Stick ma aż 9g i według producenta trzeba zużyć go w ciągu 12 miesięcy. 



Formuła i pigmentacja- czy róż Charlotte jest warty swojej ceny?

Róż w sztyfcie jest produktem wykręcamy. W formie sticku wydaje się twardy, jednak w kontakcie ze skórą staje się niezwykle miękki, masełkowaty. Pięknie nakłada się na skórę, sunie po niej i wręcz rozpływa się w kontakcie z ciepłem skóry. 

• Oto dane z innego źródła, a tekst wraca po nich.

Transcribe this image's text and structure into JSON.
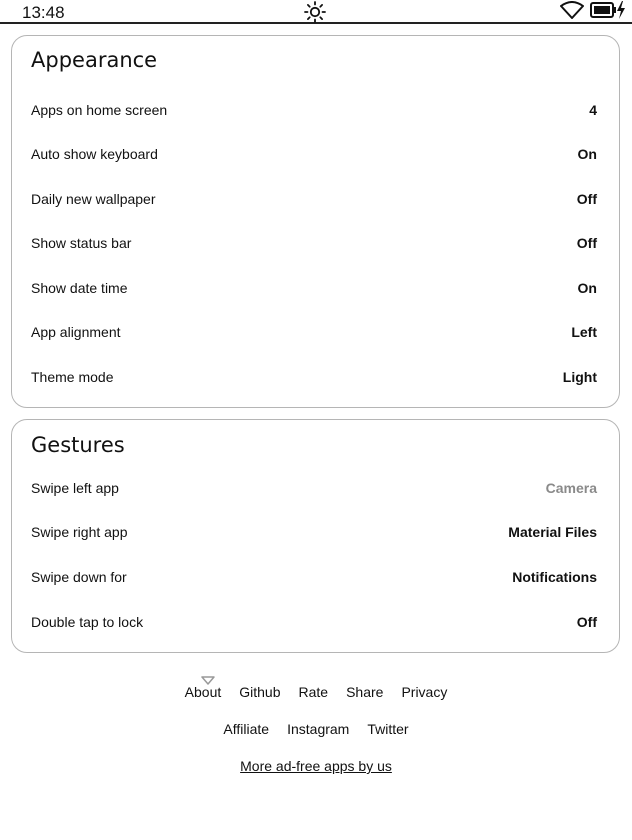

Jego pigmentacja jest bardzo dobra. Wystarczy odrobina i można uzyskać intensywny efekt. W zależności od tego ile się go nałoży, można osiągnąć bardzo delikatny, naturalny rumieniec, lub zdecydowanie intensywniejszy. Róż ma świetliste wykończenie, które sprawia, że policzek wygląda soczyście, skóra wydaje się dobrze nawilżona, miękka, błyszcząca. Nie jest to produkt, który zastyga, ale nawet po utrwaleniu pudrem widać, że pięknie się mieni i dodaje twarzy świeżości nie tylko swoim kolorem, ale także właśnie świetlistym  wykończeniem. 

Róż dostępny jest w sześciu odcieniach. Mój to Rosy Glow, który jest naturalnym, neutralnym odcieniem różu. Wygląda na twarzy bardzo naturalnie i świeżo. To ładny kolor, który spodoba się wielu osobom. 

Róż szybko się nakłada, nie robi plam i prześwitów, a jego pigmentacja jest bardzo dobra. Piękne, rozświetlające wykończenie sprawia, ze skóra wydaje się jeszcze lepiej nawilżona. Róż dobrze współpracuje z podkładami i pudrami, a także pięknie blenduje sam oraz nakładamy z bronzerem i rozświetlaczem. To bardzo dobry róż, z którym makijaż jest szybki i prosty.

Jak Wam się podoba efekt z różem Charlotte Tilbury?